Title: Tips for Graduate Students: Advice for Finishing School, Obtaining a Job, and Starting a Career
Presenters: Harris, Deborah; Sanclemente, Julio; Ho, Andrew
Cost: $10
Date: April 9
Time: 1:00 – 5:00
Abstract
The training session has three main components:
- Finishing up the Ph.D. including finding a dissertation topic and how to maximize experiences while still a student (classes, internships, work experiences, networking, professional associations),
- Obtaining a job including how to locate where jobs are available (universities, testing companies, school districts, state departments, professional/licensing organizations, etc.), how to apply for jobs (including targeting cover letters, references, and resumes) and the interview process,
- Beginning a career including job politics, adjusting to the environment, career path, publishing, professional service, being a mentor/finding a mentor, balancing work and life, and what if I hate my job.
Audience
The training session is targeted towards graduate students in measurement who have questions in such areas as: where jobs are available (e.g., school districts, state departments); what types of things employers look for in application materials; what types of questions might be asked of an interviewee; what types of questions should an interviewee ask; what are possible dissertation topics; etc.
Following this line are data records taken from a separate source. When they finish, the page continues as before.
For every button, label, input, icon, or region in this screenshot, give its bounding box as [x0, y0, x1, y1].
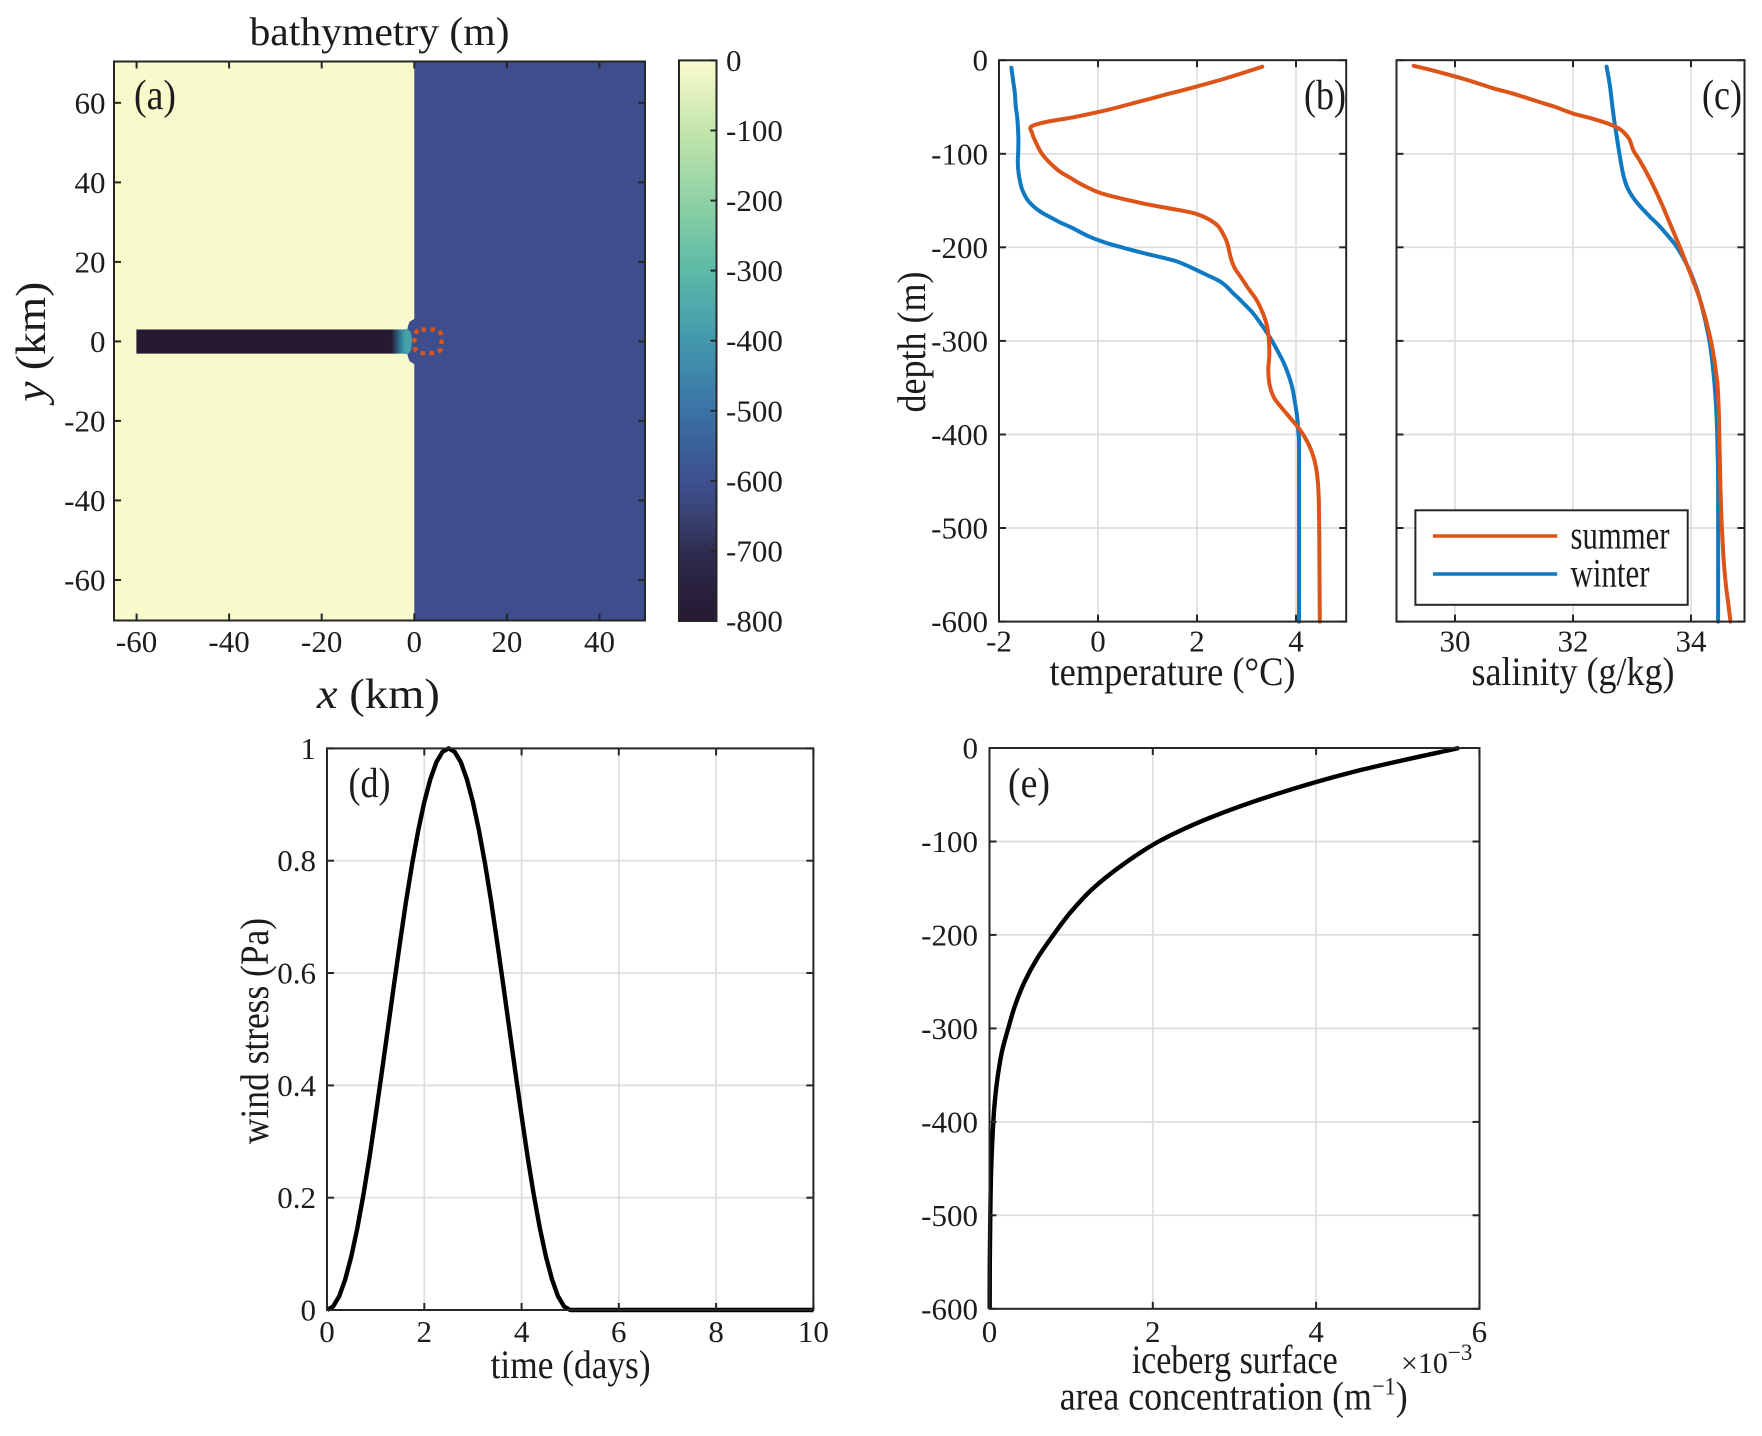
svg-text:34: 34 — [1676, 624, 1708, 659]
svg-text:6: 6 — [1472, 1314, 1488, 1349]
svg-text:(d): (d) — [349, 761, 391, 807]
svg-text:-400: -400 — [921, 1104, 978, 1139]
svg-text:summer: summer — [1571, 513, 1670, 558]
svg-text:0: 0 — [973, 43, 989, 78]
svg-text:0: 0 — [407, 624, 423, 659]
svg-text:-100: -100 — [921, 824, 978, 859]
svg-text:-40: -40 — [208, 624, 249, 659]
svg-text:-500: -500 — [921, 1198, 978, 1233]
svg-text:0: 0 — [319, 1314, 335, 1349]
svg-text:4: 4 — [1308, 1314, 1324, 1349]
svg-text:-40: -40 — [64, 483, 105, 518]
svg-text:-600: -600 — [931, 604, 988, 639]
svg-text:-400: -400 — [726, 323, 783, 358]
svg-text:-300: -300 — [931, 323, 988, 358]
svg-text:0: 0 — [301, 1293, 317, 1328]
svg-text:-20: -20 — [64, 403, 105, 438]
svg-text:1: 1 — [301, 731, 317, 766]
svg-text:30: 30 — [1440, 624, 1471, 659]
svg-text:0: 0 — [90, 324, 106, 359]
svg-text:0.8: 0.8 — [277, 843, 316, 878]
svg-text:0: 0 — [1090, 624, 1106, 659]
svg-text:-400: -400 — [931, 417, 988, 452]
svg-text:4: 4 — [514, 1314, 530, 1349]
svg-text:bathymetry (m): bathymetry (m) — [250, 9, 510, 54]
svg-text:depth (m): depth (m) — [889, 272, 934, 413]
svg-text:temperature (°C): temperature (°C) — [1050, 649, 1296, 694]
svg-text:(c): (c) — [1702, 73, 1742, 119]
svg-text:-300: -300 — [921, 1011, 978, 1046]
svg-text:0.6: 0.6 — [277, 956, 316, 991]
svg-text:-700: -700 — [726, 533, 783, 568]
svg-text:(a): (a) — [134, 73, 176, 119]
svg-text:-600: -600 — [726, 463, 783, 498]
svg-text:0: 0 — [726, 43, 742, 78]
svg-text:-800: -800 — [726, 604, 783, 639]
svg-text:-60: -60 — [64, 563, 105, 598]
svg-text:(e): (e) — [1008, 761, 1050, 807]
svg-text:0: 0 — [963, 731, 979, 766]
svg-text:salinity (g/kg): salinity (g/kg) — [1472, 649, 1675, 694]
svg-text:-200: -200 — [921, 917, 978, 952]
svg-text:4: 4 — [1288, 624, 1304, 659]
svg-text:60: 60 — [75, 85, 106, 120]
svg-text:2: 2 — [417, 1314, 433, 1349]
svg-text:-600: -600 — [921, 1291, 978, 1326]
svg-text:y (km): y (km) — [9, 282, 55, 406]
svg-text:iceberg surface: iceberg surface — [1132, 1337, 1338, 1382]
svg-text:-200: -200 — [931, 230, 988, 265]
svg-text:20: 20 — [75, 244, 106, 279]
svg-text:2: 2 — [1189, 624, 1205, 659]
svg-text:-300: -300 — [726, 253, 783, 288]
svg-text:-500: -500 — [931, 511, 988, 546]
svg-text:area concentration (m−1): area concentration (m−1) — [1060, 1374, 1408, 1419]
svg-text:8: 8 — [708, 1314, 724, 1349]
svg-text:wind stress (Pa): wind stress (Pa) — [232, 918, 277, 1144]
svg-text:6: 6 — [611, 1314, 627, 1349]
svg-text:40: 40 — [75, 165, 106, 200]
svg-text:-100: -100 — [931, 136, 988, 171]
svg-text:0: 0 — [982, 1314, 998, 1349]
svg-text:2: 2 — [1145, 1314, 1161, 1349]
svg-text:10: 10 — [798, 1314, 829, 1349]
svg-text:time (days): time (days) — [491, 1342, 651, 1387]
svg-text:0.4: 0.4 — [277, 1068, 316, 1103]
svg-text:-20: -20 — [301, 624, 342, 659]
svg-text:32: 32 — [1558, 624, 1589, 659]
svg-text:(b): (b) — [1304, 73, 1346, 119]
svg-text:0.2: 0.2 — [277, 1180, 316, 1215]
svg-text:x (km): x (km) — [316, 672, 440, 718]
svg-text:20: 20 — [491, 624, 522, 659]
svg-text:-200: -200 — [726, 183, 783, 218]
svg-text:-2: -2 — [986, 624, 1012, 659]
svg-text:-500: -500 — [726, 393, 783, 428]
svg-text:40: 40 — [584, 624, 615, 659]
svg-text:-100: -100 — [726, 113, 783, 148]
svg-text:-60: -60 — [116, 624, 157, 659]
svg-text:winter: winter — [1571, 551, 1650, 596]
Graduate students in other areas might gain some benefit, but the materials will be specifically geared to graduate students in measurement.
Title: Vertical Scaling
Presenter(s): Kolen, Michael; Tong, Ye
Cost: $45
Date: April 9
Time: 1:00 – 5:00
Abstract
The potential need for constructing a vertical scale arises whenever a testing program has multiple grade levels and wishes to have a common scale to compare test scores across these grade levels. Vertical scaling uses statistical process to place test scores that measure similar content domain but at different educational levels onto a common scale. The goals of the session are for attendees to be able to understand the principles of vertical scaling, to conduct vertical scaling and to interpret the results of vertical scaling in reasonable ways. Vertical scaling will be contrasted with related equating and linking processes. Traditional and IRT vertical linking methodologies will be described and practical issues will be discussed. The focus is on developing a conceptual understanding of vertical scaling through numerical examples and discussion of practical issues. Importance and challenges related to vertical scaling will be included. The text for the session is a chapter in Kolen and Brennan’s (2004) Test Equating, Scaling, and Linking. Methods and Practices (Second Edition).
Audience
The targeted audience is upper-level graduate students, new Ph.D’s, testing professionals with operational or oversight responsibility for vertical scaling, and others with interest in learning about vertical scaling methods and practice. Participants should have at least two graduate courses in measurement and two graduate courses in statistics.